La depressione nelle persone di età oltre 65 anni presenta alcune caratteristiche e problemi che meritano di essere discusse.
Innanzitutto, di fronte ad una persona anziana depresso un atteggiamento comune è quello di considerare naturale, in tarda età, una evoluzione depressiva del carattere e del comportamento. Insomma, è diffusa l’idea che l’anziano “un po’ depresso lo è perché la depressione è parte dell’invecchiamento”: questo concetto non corrisponde al vero, ed è semplicemente legato all’idea non precisa che le persone possono avere della malattia depressiva.
Inoltre, nell’anziano ci si aspetta tipicamente, di fronte a alterazioni del comportamento e dell’atteggiamento, ad una malattia tipo “demenza” o decadimento intellettivo. Invece, ad una valutazione specialistica, si accerta poi che si trattava solo di una cosiddetta pseudo-demenza, e che in realtà le alterazioni derivano da una malattia depressiva.
E’ invece vero che distinguere un anziano depresso da uno non depresso è più difficile se si applicano gli stessi criteri che si applicherebbero ad un giovane. Diciamo che in generale ci sono un numero minore di manifestazioni, e che vanno rapportate al funzionamento precedente della persona. Quindi una persona anziana depressa non è uguale a se stesso come era stato nel periodo precedente, e non soltanto se “per la sua età” ha un ritmo di attività e una vivacità minori.

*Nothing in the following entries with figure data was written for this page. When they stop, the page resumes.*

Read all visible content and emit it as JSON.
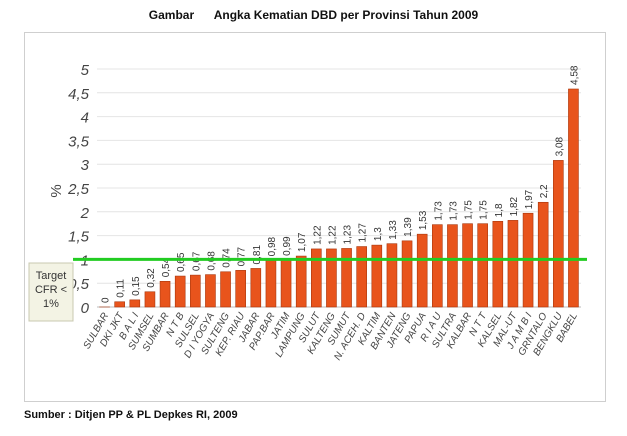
{
  "page": {
    "title": "Gambar      Angka Kematian DBD per Provinsi Tahun 2009",
    "source": "Sumber : Ditjen PP & PL Depkes  RI, 2009",
    "target_label": [
      "Target",
      "CFR <",
      "1%"
    ]
  },
  "chart_data": {
    "type": "bar",
    "title": "Angka Kematian DBD per Provinsi Tahun 2009",
    "ylabel": "%",
    "xlabel": "",
    "ylim": [
      0,
      5
    ],
    "yticks": [
      "0",
      "0,5",
      "1",
      "1,5",
      "2",
      "2,5",
      "3",
      "3,5",
      "4",
      "4,5",
      "5"
    ],
    "grid": true,
    "bar_color": "#e8541c",
    "target_line": {
      "value": 1,
      "color": "#22cc22"
    },
    "categories": [
      "SULBAR",
      "DKI JKT",
      "B A L I",
      "SUMSEL",
      "SUMBAR",
      "N T B",
      "SULSEL",
      "D I YOGYA",
      "SULTENG",
      "KEP. RIAU",
      "JABAR",
      "PAP.BAR",
      "JATIM",
      "LAMPUNG",
      "SULUT",
      "KALTENG",
      "SUMUT",
      "N. ACEH. D",
      "KALTIM",
      "BANTEN",
      "JATENG",
      "PAPUA",
      "R I A U",
      "SULTRA",
      "KALBAR",
      "N T T",
      "KALSEL",
      "MAL-UT",
      "J A M B I",
      "GRNTALO",
      "BENGKLU",
      "BABEL"
    ],
    "values": [
      0,
      0.11,
      0.15,
      0.32,
      0.54,
      0.65,
      0.67,
      0.68,
      0.74,
      0.77,
      0.81,
      0.98,
      0.99,
      1.07,
      1.22,
      1.22,
      1.23,
      1.27,
      1.3,
      1.33,
      1.39,
      1.53,
      1.73,
      1.73,
      1.75,
      1.75,
      1.8,
      1.82,
      1.97,
      2.2,
      3.08,
      4.58
    ],
    "value_labels": [
      "0",
      "0,11",
      "0,15",
      "0,32",
      "0,54",
      "0,65",
      "0,67",
      "0,68",
      "0,74",
      "0,77",
      "0,81",
      "0,98",
      "0,99",
      "1,07",
      "1,22",
      "1,22",
      "1,23",
      "1,27",
      "1,3",
      "1,33",
      "1,39",
      "1,53",
      "1,73",
      "1,73",
      "1,75",
      "1,75",
      "1,8",
      "1,82",
      "1,97",
      "2,2",
      "3,08",
      "4,58"
    ]
  }
}
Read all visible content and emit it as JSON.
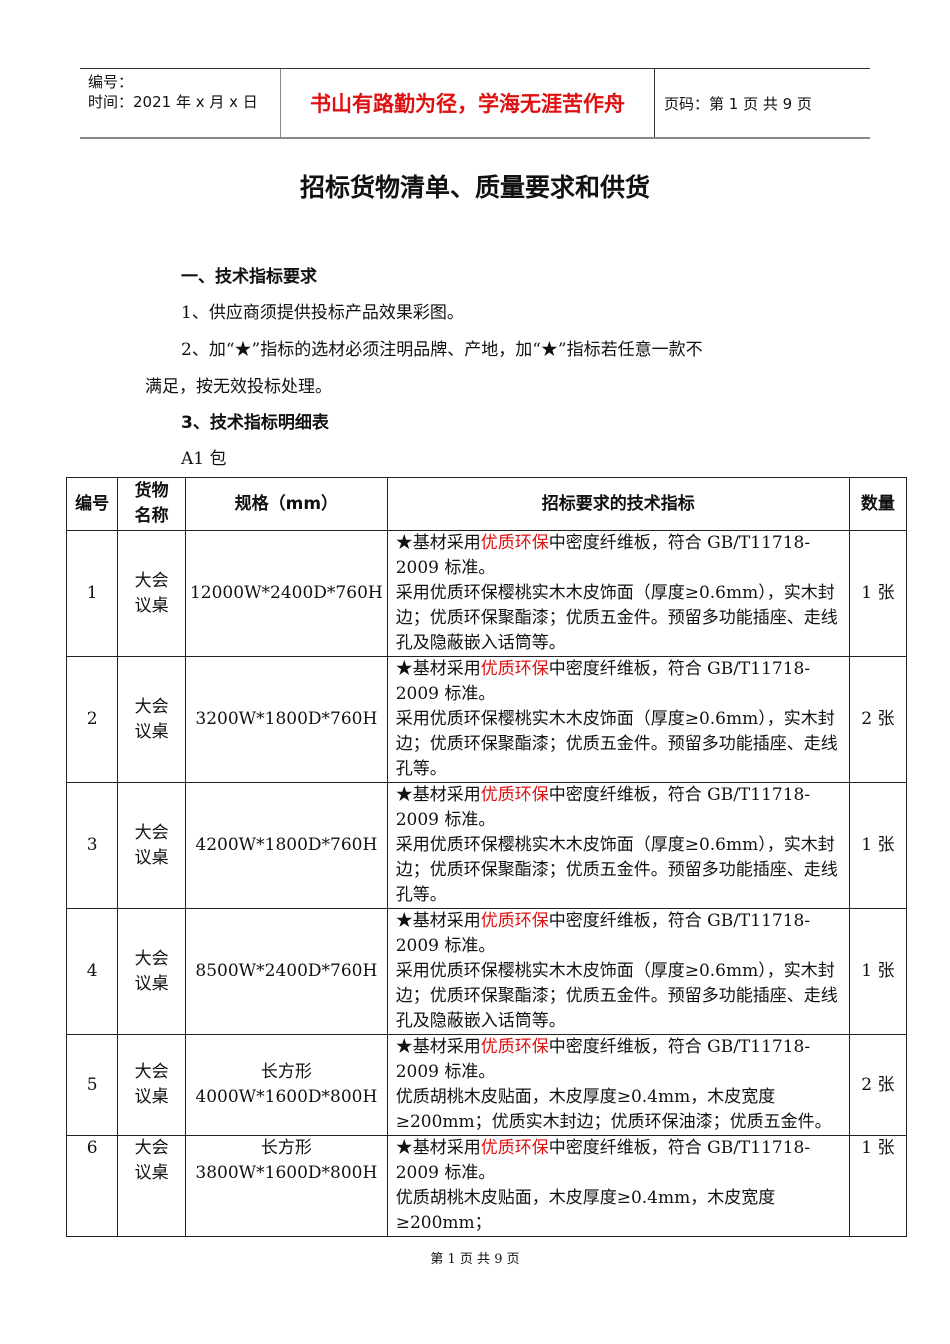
{
  "header": {
    "number_label": "编号：",
    "date_label": "时间：2021 年 x 月 x 日",
    "motto": "书山有路勤为径，学海无涯苦作舟",
    "page_info": "页码：第 1 页  共 9 页"
  },
  "title": "招标货物清单、质量要求和供货",
  "section1": "一、技术指标要求",
  "para1": "1、供应商须提供投标产品效果彩图。",
  "para2a": "2、加“★”指标的选材必须注明品牌、产地，加“★”指标若任意一款不",
  "para2b": "满足，按无效投标处理。",
  "section3": "3、技术指标明细表",
  "package": "A1 包",
  "table": {
    "headers": [
      "编号",
      "货物名称",
      "规格（mm）",
      "招标要求的技术指标",
      "数量"
    ],
    "rows": [
      {
        "no": "1",
        "name": "大会议桌",
        "spec_size": "12000W*2400D*760H",
        "pre": "★基材采用",
        "red": "优质环保",
        "post": "中密度纤维板，符合 GB/T11718-2009 标准。",
        "rest": "采用优质环保樱桃实木木皮饰面（厚度≥0.6mm），实木封边；优质环保聚酯漆；优质五金件。预留多功能插座、走线孔及隐蔽嵌入话筒等。",
        "qty": "1 张"
      },
      {
        "no": "2",
        "name": "大会议桌",
        "spec_size": "3200W*1800D*760H",
        "pre": "★基材采用",
        "red": "优质环保",
        "post": "中密度纤维板，符合 GB/T11718-2009 标准。",
        "rest": "采用优质环保樱桃实木木皮饰面（厚度≥0.6mm），实木封边；优质环保聚酯漆；优质五金件。预留多功能插座、走线孔等。",
        "qty": "2 张"
      },
      {
        "no": "3",
        "name": "大会议桌",
        "spec_size": "4200W*1800D*760H",
        "pre": "★基材采用",
        "red": "优质环保",
        "post": "中密度纤维板，符合 GB/T11718-2009 标准。",
        "rest": "采用优质环保樱桃实木木皮饰面（厚度≥0.6mm），实木封边；优质环保聚酯漆；优质五金件。预留多功能插座、走线孔等。",
        "qty": "1 张"
      },
      {
        "no": "4",
        "name": "大会议桌",
        "spec_size": "8500W*2400D*760H",
        "pre": "★基材采用",
        "red": "优质环保",
        "post": "中密度纤维板，符合 GB/T11718-2009 标准。",
        "rest": "采用优质环保樱桃实木木皮饰面（厚度≥0.6mm），实木封边；优质环保聚酯漆；优质五金件。预留多功能插座、走线孔及隐蔽嵌入话筒等。",
        "qty": "1 张"
      },
      {
        "no": "5",
        "name": "大会议桌",
        "spec_size": "长方形 4000W*1600D*800H",
        "pre": "★基材采用",
        "red": "优质环保",
        "post": "中密度纤维板，符合 GB/T11718-2009 标准。",
        "rest": "优质胡桃木皮贴面，木皮厚度≥0.4mm，木皮宽度≥200mm；优质实木封边；优质环保油漆；优质五金件。",
        "qty": "2 张"
      },
      {
        "no": "6",
        "name": "大会议桌",
        "spec_size": "长方形 3800W*1600D*800H",
        "pre": "★基材采用",
        "red": "优质环保",
        "post": "中密度纤维板，符合 GB/T11718-2009 标准。",
        "rest": "优质胡桃木皮贴面，木皮厚度≥0.4mm，木皮宽度≥200mm；",
        "qty": "1 张"
      }
    ]
  },
  "footer": "第 1 页 共 9 页",
  "colors": {
    "accent_red": "#e01010"
  }
}
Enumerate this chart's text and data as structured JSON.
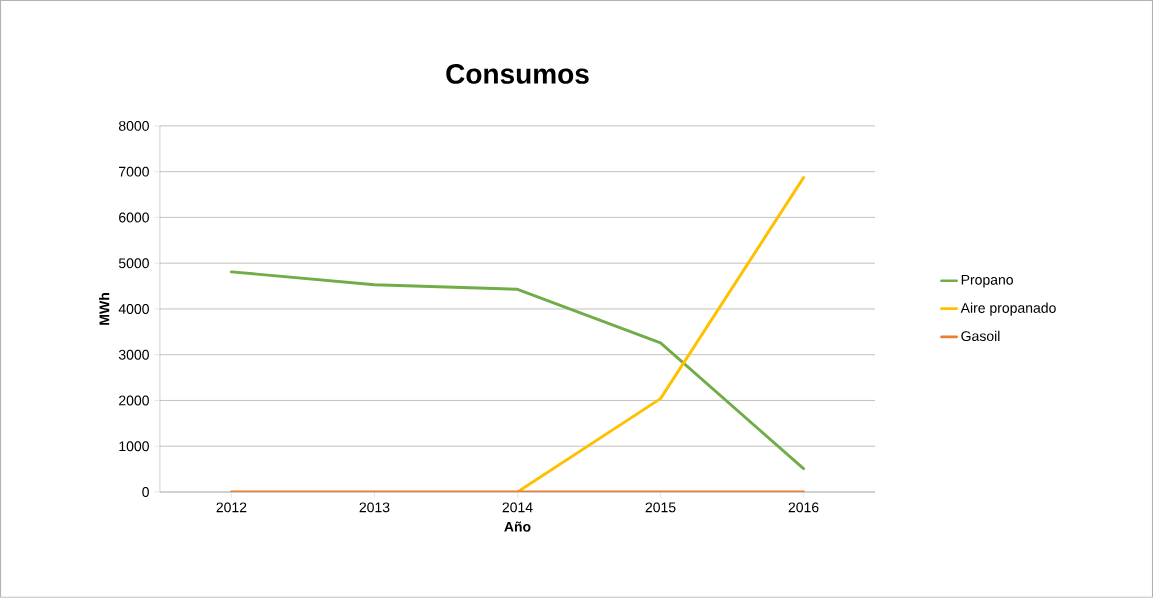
{
  "chart_data": {
    "type": "line",
    "title": "Consumos",
    "xlabel": "Año",
    "ylabel": "MWh",
    "categories": [
      "2012",
      "2013",
      "2014",
      "2015",
      "2016"
    ],
    "series": [
      {
        "name": "Propano",
        "color": "#70ad47",
        "values": [
          4810,
          4530,
          4430,
          3260,
          510
        ]
      },
      {
        "name": "Aire propanado",
        "color": "#ffc000",
        "values": [
          null,
          null,
          0,
          2040,
          6870
        ]
      },
      {
        "name": "Gasoil",
        "color": "#ed7d31",
        "values": [
          0,
          0,
          0,
          0,
          0
        ]
      }
    ],
    "ylim": [
      0,
      8000
    ],
    "yticks": [
      0,
      1000,
      2000,
      3000,
      4000,
      5000,
      6000,
      7000,
      8000
    ],
    "grid": "y",
    "legend": "right"
  }
}
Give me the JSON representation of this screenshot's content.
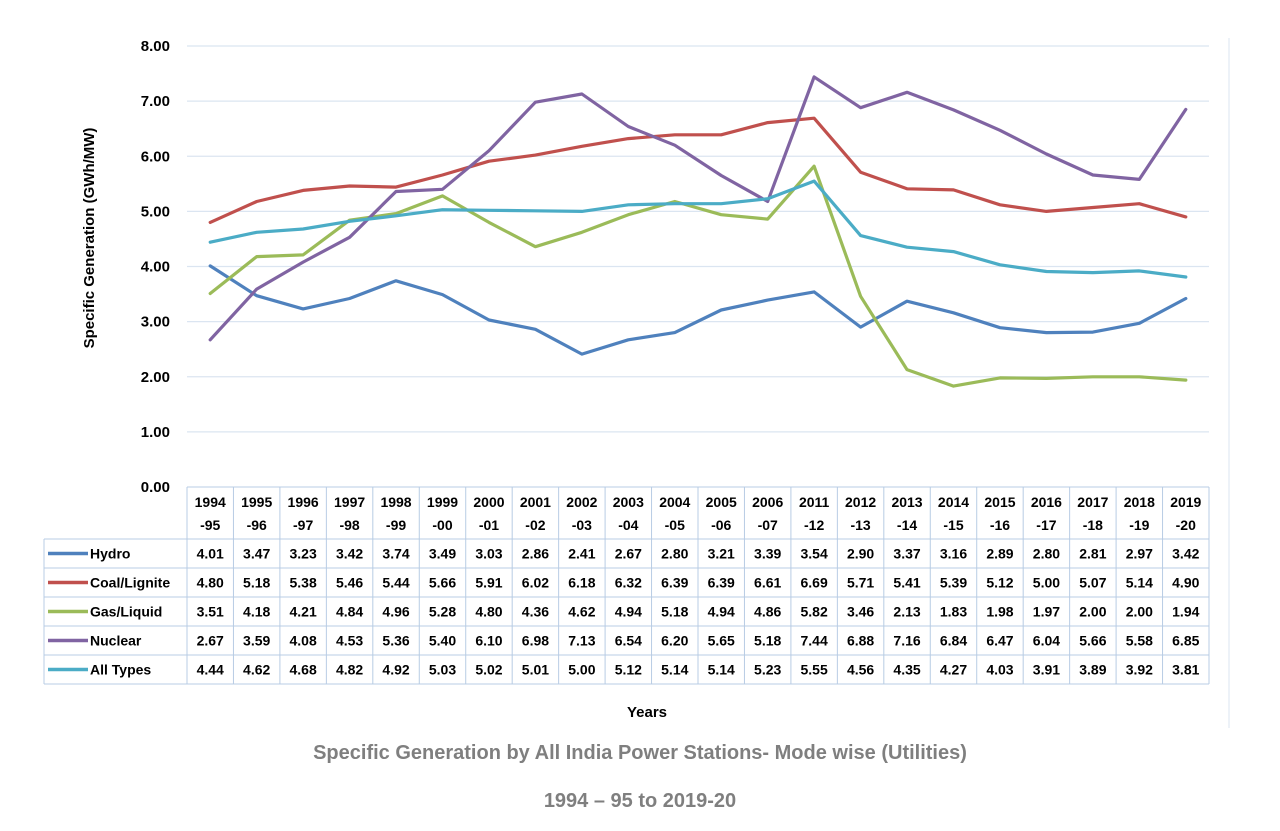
{
  "chart_data": {
    "type": "line",
    "title": "",
    "ylabel": "Specific Generation (GWh/MW)",
    "xlabel": "Years",
    "ylim": [
      0,
      8
    ],
    "yticks": [
      "0.00",
      "1.00",
      "2.00",
      "3.00",
      "4.00",
      "5.00",
      "6.00",
      "7.00",
      "8.00"
    ],
    "grid": true,
    "legend": "data table below plot",
    "categories": [
      [
        "1994",
        "-95"
      ],
      [
        "1995",
        "-96"
      ],
      [
        "1996",
        "-97"
      ],
      [
        "1997",
        "-98"
      ],
      [
        "1998",
        "-99"
      ],
      [
        "1999",
        "-00"
      ],
      [
        "2000",
        "-01"
      ],
      [
        "2001",
        "-02"
      ],
      [
        "2002",
        "-03"
      ],
      [
        "2003",
        "-04"
      ],
      [
        "2004",
        "-05"
      ],
      [
        "2005",
        "-06"
      ],
      [
        "2006",
        "-07"
      ],
      [
        "2011",
        "-12"
      ],
      [
        "2012",
        "-13"
      ],
      [
        "2013",
        "-14"
      ],
      [
        "2014",
        "-15"
      ],
      [
        "2015",
        "-16"
      ],
      [
        "2016",
        "-17"
      ],
      [
        "2017",
        "-18"
      ],
      [
        "2018",
        "-19"
      ],
      [
        "2019",
        "-20"
      ]
    ],
    "series": [
      {
        "name": "Hydro",
        "color": "#4f81bd",
        "values": [
          "4.01",
          "3.47",
          "3.23",
          "3.42",
          "3.74",
          "3.49",
          "3.03",
          "2.86",
          "2.41",
          "2.67",
          "2.80",
          "3.21",
          "3.39",
          "3.54",
          "2.90",
          "3.37",
          "3.16",
          "2.89",
          "2.80",
          "2.81",
          "2.97",
          "3.42"
        ]
      },
      {
        "name": "Coal/Lignite",
        "color": "#c0504d",
        "values": [
          "4.80",
          "5.18",
          "5.38",
          "5.46",
          "5.44",
          "5.66",
          "5.91",
          "6.02",
          "6.18",
          "6.32",
          "6.39",
          "6.39",
          "6.61",
          "6.69",
          "5.71",
          "5.41",
          "5.39",
          "5.12",
          "5.00",
          "5.07",
          "5.14",
          "4.90"
        ]
      },
      {
        "name": "Gas/Liquid",
        "color": "#9bbb59",
        "values": [
          "3.51",
          "4.18",
          "4.21",
          "4.84",
          "4.96",
          "5.28",
          "4.80",
          "4.36",
          "4.62",
          "4.94",
          "5.18",
          "4.94",
          "4.86",
          "5.82",
          "3.46",
          "2.13",
          "1.83",
          "1.98",
          "1.97",
          "2.00",
          "2.00",
          "1.94"
        ]
      },
      {
        "name": "Nuclear",
        "color": "#8064a2",
        "values": [
          "2.67",
          "3.59",
          "4.08",
          "4.53",
          "5.36",
          "5.40",
          "6.10",
          "6.98",
          "7.13",
          "6.54",
          "6.20",
          "5.65",
          "5.18",
          "7.44",
          "6.88",
          "7.16",
          "6.84",
          "6.47",
          "6.04",
          "5.66",
          "5.58",
          "6.85"
        ]
      },
      {
        "name": "All Types",
        "color": "#4bacc6",
        "values": [
          "4.44",
          "4.62",
          "4.68",
          "4.82",
          "4.92",
          "5.03",
          "5.02",
          "5.01",
          "5.00",
          "5.12",
          "5.14",
          "5.14",
          "5.23",
          "5.55",
          "4.56",
          "4.35",
          "4.27",
          "4.03",
          "3.91",
          "3.89",
          "3.92",
          "3.81"
        ]
      }
    ]
  },
  "caption": {
    "line1": "Specific Generation by All India Power Stations- Mode wise (Utilities)",
    "line2": "1994 – 95 to 2019-20"
  },
  "colors": {
    "grid": "#dbe5f1",
    "table_border": "#b8cce4",
    "caption": "#7f7f7f"
  }
}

La persona anziana ad esempio può manifestare la cosiddetta “depressione mascherata”, cioè non riferire sintomi di tipo psichico (per esempio umore malinconico, irritabile, triste, cupo), ma lamentare prevalentemente disagi corporei vari o peggioramento delle capacità intellettive, per esempio la memoria o la capacità di concentrazione, con un atteggiamento preoccupato. E’ frequente che la persona noti e sottolinei questi aspetti, mentre i familiari e i conoscenti si dimostrino invece più preoccupati per l’aspetto emozionale e della spinta vitale.
Per questo, la valutazione del depresso oltre i 65 anni deve riguardare in particolar modo gli aspetti psichici, al fine di evitare la confusione o il mascheramento di questi da parte di ciò che la persona mette in primo piano come preoccupazione. Il confronto con i familiari è molto utile, spesso con contrapposizioni in cui la persona minimizza il cambiamento del proprio umore, mentre i familiari minimizzano il fondamento delle preoccupazioni corporee.
Per quanto riguarda invece la memoria e la concentrazione, o le capacità intellettive in generale, l’atteggiamento del depresso anziano è in genere passivo: non risponde alle domande, sembra che non abbia capito, non è attento e quindi non ricorda dopo le cose dette, dichiara di non saper fare cose semplici, sembra non riuscirle davvero a eseguire più. L’atteggiamento è di tipo autocritico, con una maggiore facilità a rinunciare, a desistere e a incolparsi di “non essere più capace” di compiere tutta una serie di operazioni.
Alcune forme di depressione possono anticipare altre malattie neurologiche, come la malattia di parkinson e alcune demenze come quella di Alzheimer. In questi casi si tratta spesso di forme atipiche o non specifiche, cioè senza i sintomi cardine della depressione, e con predominanza di irritabilità, insofferenza, apatia, ansia generalizzata.
Nel soggetto anziano le terapie non differiscono sostanzialmente nella scelta dei composti rispetto a quelle generali. C’è però da dire che alcuni antidepressivi non sono stati “testati” su fasce di età senili, e che negli studi sugli effetti collaterali e l’efficacia dei farmaci antidepressivi tipicamente sono escluse persone con altre malattie di rilievo, che invece è un caso frequente nella popolazione anziana.
Si tendono ad escludere farmaci con effetti collaterali anche minori su cuore, intestino e apparato urinario, che possono peggiorare condizioni già “sul nascere” o ancora non sintomatiche (ipertrofia prostatica, scompenso cardiaco, stipsi). Alcuni farmaci tendono inoltre a peggiorare le funzioni cognitive, in particolare la memoria.
Il metabolismo nella persona anziana è tipicamente più lento, e quindi si usano in genere schemi di introduzione dei farmaci più lenti e con dosaggi finali medi minori, perché in realtà le dosi “reali” raggiunte nel sangue sono le stesse, ma lo smaltimento dei farmaci è più lento.
In soggetti anziani che non presentino controindicazioni, la terapia elettroconlsivante è anch’essa un’opzione proponibile.